- Comment expliquez-vous qu’à la lumière du débat sur le référendum pour la réconciliation nationale, le passé remonte à la surface avec la question des harkis, des pieds-noirs et de l’identité nationale ?
L’Algérie est rattrapée par son passé. Un des problèmes qui se pose aux Algériens depuis qu’ils sont entrés en état d’opposition frontale avec le système colonial, c’est « qui sommes-nous ? ». Autrement dit, quels sont les fondements de notre identité et, pour l’avenir, quels sont les fondements de la communauté politique. Des réponses ont été données par les ouléma et par le PPA dans les années 1930, mais elles occultaient totalement le problème de la diversité culturelle et celui des antagonismes sociaux ; or, il y a toute une composante de la société qui avait une vision séculière de l’Algérie future. Si on veut obtenir la cohésion de la société algérienne, il faut que ces problèmes soient repensés démocratiquement. Le tissu social algérien, contrairement à celui de la Tunisie et du Maroc, a été déchiré en profondeur. Prenons un exemple, celui de la diaspora algérienne, des milliers de gens ont été touchés par l’exode à la suite de la conquête et ils se sont retrouvés au Maghreb et dans les pays islamiques. La révolution nationale les a ramené vers leur pays. Or que constatons-nous aujourd’hui ? On a tendance à les définir par leur origine géographique et non par la volonté politique.

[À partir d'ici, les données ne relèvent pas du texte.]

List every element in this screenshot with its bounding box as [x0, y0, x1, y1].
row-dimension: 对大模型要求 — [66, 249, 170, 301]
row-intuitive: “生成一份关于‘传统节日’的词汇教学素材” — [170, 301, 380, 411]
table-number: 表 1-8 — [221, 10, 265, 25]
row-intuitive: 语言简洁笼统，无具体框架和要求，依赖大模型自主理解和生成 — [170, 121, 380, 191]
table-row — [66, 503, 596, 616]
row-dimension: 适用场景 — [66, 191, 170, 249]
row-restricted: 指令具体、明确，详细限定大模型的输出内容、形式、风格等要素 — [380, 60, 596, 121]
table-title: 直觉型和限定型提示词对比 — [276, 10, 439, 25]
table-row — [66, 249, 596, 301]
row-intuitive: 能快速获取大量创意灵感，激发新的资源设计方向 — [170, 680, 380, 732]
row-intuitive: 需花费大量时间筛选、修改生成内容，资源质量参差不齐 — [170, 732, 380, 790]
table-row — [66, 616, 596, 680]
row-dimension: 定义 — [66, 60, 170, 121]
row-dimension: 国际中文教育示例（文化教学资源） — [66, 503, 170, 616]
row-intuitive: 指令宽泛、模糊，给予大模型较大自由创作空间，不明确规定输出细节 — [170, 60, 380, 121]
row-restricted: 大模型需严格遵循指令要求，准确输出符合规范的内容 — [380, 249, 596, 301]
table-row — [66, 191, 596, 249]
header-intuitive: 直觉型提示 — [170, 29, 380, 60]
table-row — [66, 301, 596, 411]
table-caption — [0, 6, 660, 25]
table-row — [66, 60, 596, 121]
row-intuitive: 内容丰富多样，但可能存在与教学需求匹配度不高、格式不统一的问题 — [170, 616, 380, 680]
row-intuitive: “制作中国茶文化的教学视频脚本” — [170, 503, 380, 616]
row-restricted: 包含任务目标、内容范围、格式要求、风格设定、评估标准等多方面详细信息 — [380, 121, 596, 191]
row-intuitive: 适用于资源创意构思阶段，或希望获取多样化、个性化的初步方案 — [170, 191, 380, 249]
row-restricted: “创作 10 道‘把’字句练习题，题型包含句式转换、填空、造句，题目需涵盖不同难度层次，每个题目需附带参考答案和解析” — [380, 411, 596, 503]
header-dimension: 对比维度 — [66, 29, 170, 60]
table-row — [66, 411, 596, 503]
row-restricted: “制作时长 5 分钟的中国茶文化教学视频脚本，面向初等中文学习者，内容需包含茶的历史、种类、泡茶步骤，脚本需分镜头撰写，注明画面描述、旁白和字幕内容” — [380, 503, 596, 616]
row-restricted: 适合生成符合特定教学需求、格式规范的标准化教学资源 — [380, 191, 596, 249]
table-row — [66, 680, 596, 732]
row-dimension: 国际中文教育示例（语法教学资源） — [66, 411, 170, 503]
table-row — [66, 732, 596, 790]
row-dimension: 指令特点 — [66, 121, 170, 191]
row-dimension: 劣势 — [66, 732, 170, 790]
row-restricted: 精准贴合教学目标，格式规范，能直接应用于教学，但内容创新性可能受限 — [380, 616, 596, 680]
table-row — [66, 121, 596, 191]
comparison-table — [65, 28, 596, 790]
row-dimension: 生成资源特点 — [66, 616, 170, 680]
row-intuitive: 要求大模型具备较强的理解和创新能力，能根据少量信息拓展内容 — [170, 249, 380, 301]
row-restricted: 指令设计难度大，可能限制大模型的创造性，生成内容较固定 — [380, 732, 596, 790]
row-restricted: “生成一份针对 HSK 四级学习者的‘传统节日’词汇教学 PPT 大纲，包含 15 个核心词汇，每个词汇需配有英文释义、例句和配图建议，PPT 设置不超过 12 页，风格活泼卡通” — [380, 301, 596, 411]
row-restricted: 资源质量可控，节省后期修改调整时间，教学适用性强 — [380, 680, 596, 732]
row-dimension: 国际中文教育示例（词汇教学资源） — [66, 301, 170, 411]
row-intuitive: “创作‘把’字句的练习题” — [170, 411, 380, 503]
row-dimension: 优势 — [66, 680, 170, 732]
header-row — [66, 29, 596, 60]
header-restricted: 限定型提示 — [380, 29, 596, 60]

- Comment analysez-vous les déclarations du président Bouteflika sur les enfants de harkis et les pieds-noirs ? Sont-elles à mettre à l’actif de l’écriture de l’histoire et d’un rapprochement entre l’Algérie et la France ? Ou d’une actualité nationale ?
La conjoncture, soit, le traité d’amitié avec la France dont on parle tant, a joué beaucoup plus que le débat sur la réconciliation nationale. Tout le monde sait qu’il y a un contentieux sur la question des harkis. Ce contentieux est aussi la conséquence de l’attitude qu’ont eue parfois les autorités algériennes à l’égard des enfants de harkis qui se rendaient en Algérie. J’ai eu des étudiants qui ont été bloqués là-bas et à qui on a voulu faire faire le service national. D’une part, on les rejetait et d’autre part on voulait leur faire assumer des devoirs de citoyens algériens. De ce point de vue, la déclaration du président Bouteflika constitue une ouverture. Il admet que les enfants des harkis n’ont pas à être pénalisés pour la conduite de leurs parents. Reste que nous devons procéder à la réévaluation de la question des harkis. C’est une question complexe. Nous avons intérêt à examiner de plus près les motifs de l’engagement dans le camp français. Nous n’avons aucune raison de traiter ceux qui se sont comportés en mercenaires de la même manière que ceux qui ont été victimes de la conjoncture. Il y a de vrais criminels de guerre parmi les harkis, à l’instar de ceux du commando George. Le fait que des membres de l’armée de libération se soit mal comportés ne justifie pas l’appui au camp adverse. Il y avait une cause nationale à défendre.
- Comment expliquer le fait que beaucoup d’Algériens aient rejoint l’armée française ?
Il y a une réponse à cela, une bonne majorité allait aux harka comme on va à l’usine. Dans leur majorité, les harkis n’étaient pas motivés politiquement. Ils ne constituaient pas une alternative politique. Ceux qui étaient motivés politiquement étaient hauts fonctionnaires, députés… Ceux-ci n’ont pas eu à subir de la même manière l’opprobre du peuple, beaucoup se sont recyclés dans de très bonnes conditions. Il y a dans cette question des harkis un aspect de classe qu’il ne faut pas occulter. Ce sont les pauvres qui ont le plus payé.
- Quelle réalité recouvre le problème harki en Algérie ?
Pour l’Algérie, il y a des cas d’individus déterminés qui, dans l’épreuve coloniale se sont comportés d’une manière ou d’une autre. La communauté harkie s’est constituée en France à partir d’un statut d’exclus, de victimes de la politique gouvernementale française. Pour ce qui est de l’Algérie, réparer des injustices contre des individus déterminés, des familles, c’est une chose, traiter cette question comme celle d’une communauté n’est pas acceptable. Du point de vue strictement humain, en Algérie on a trop tendance à abuser de la généalogie. « C’est le fils de tel, de tel », indépendamment de ce qu’il est lui-même. Reste que l’Algérie doit assumer son histoire, et comment l’assumer si elle ne réexamine pas les voies qui ont mené un certain nombre d’Algériens à se situer dans le camp français. C’est important, car cela pose aussi le problème de la cohésion nationale.
- La volonté politique de regarder de près ce problème existe-t-elle aujourd’hui en Algérie ?
En tous les cas, c’est un ton nouveau. Est-ce que cela va permettre de sortir des pesanteurs du passé, cela reste à voir.